Pace yourself. Do not take on more responsibilities than you can handle.
Make a list and prioritize the important activities. This can help make holiday tasks more manageable.
Be realistic about what you can and cannot do.
Do not put all your energy into just one day (i.e., Thanksgiving Day, New Year's Eve). The holiday cheer can be spread from one holiday event to the next.
Live and enjoy the present.
Look to the future with optimism.
Don't set yourself up for disappointment and sadness by comparing today with the good old days of the past.
If you are lonely, try volunteering some time to help others.
Find holiday activities that are free, such as looking at holiday decorations, going window shopping without buying, and watching the winter weather, whether it's a snowflake or a raindrop.
Limit your drinking, since excessive drinking will only increase your feelings of depression.
Try something new. Celebrate the holidays in a new way.
Spend time with supportive and caring people.
Reach out and make new friends.
Make time to contact a long-lost friend or relative and spread some holiday cheer.
Make time for yourself!
Let others share the responsibilities of holiday tasks.
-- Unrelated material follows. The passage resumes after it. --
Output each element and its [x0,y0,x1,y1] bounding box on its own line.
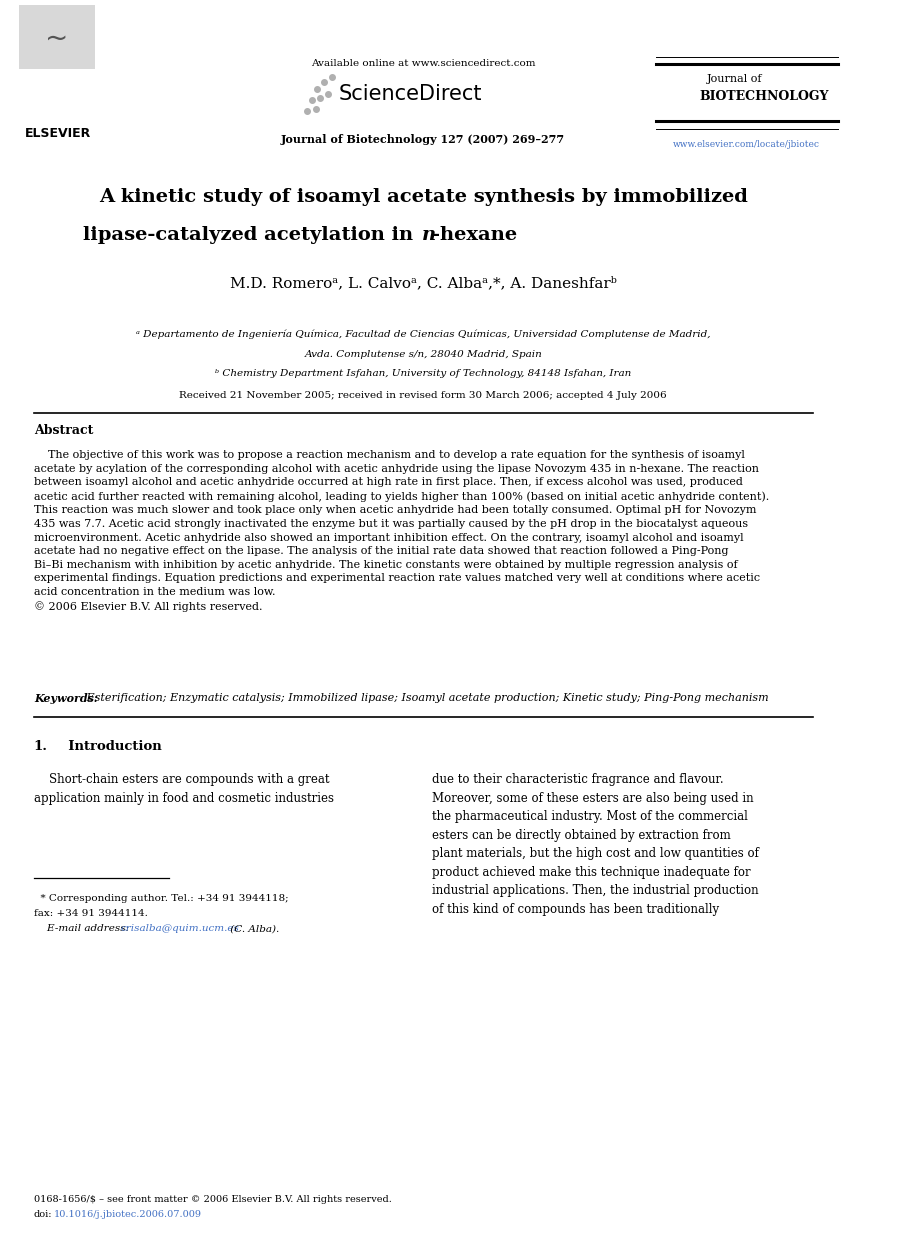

Keep track of your holiday spending. Overspending can lead to depression when the bills arrive after the holidays are over. Extra bills with little budget to pay them can lead to further stress and depression.
I guess if I could offer one piece of advice this holiday season it would be this: be kind. Be kind to people who may be struggling. Be kind to those who have lost a loved one and are feeling that loss at Christmas. Be kind to the single mom who is doing what she can to give her kids an awesome Christmas. Be kind to those that have no family gathering to attend. Be kind, my friend.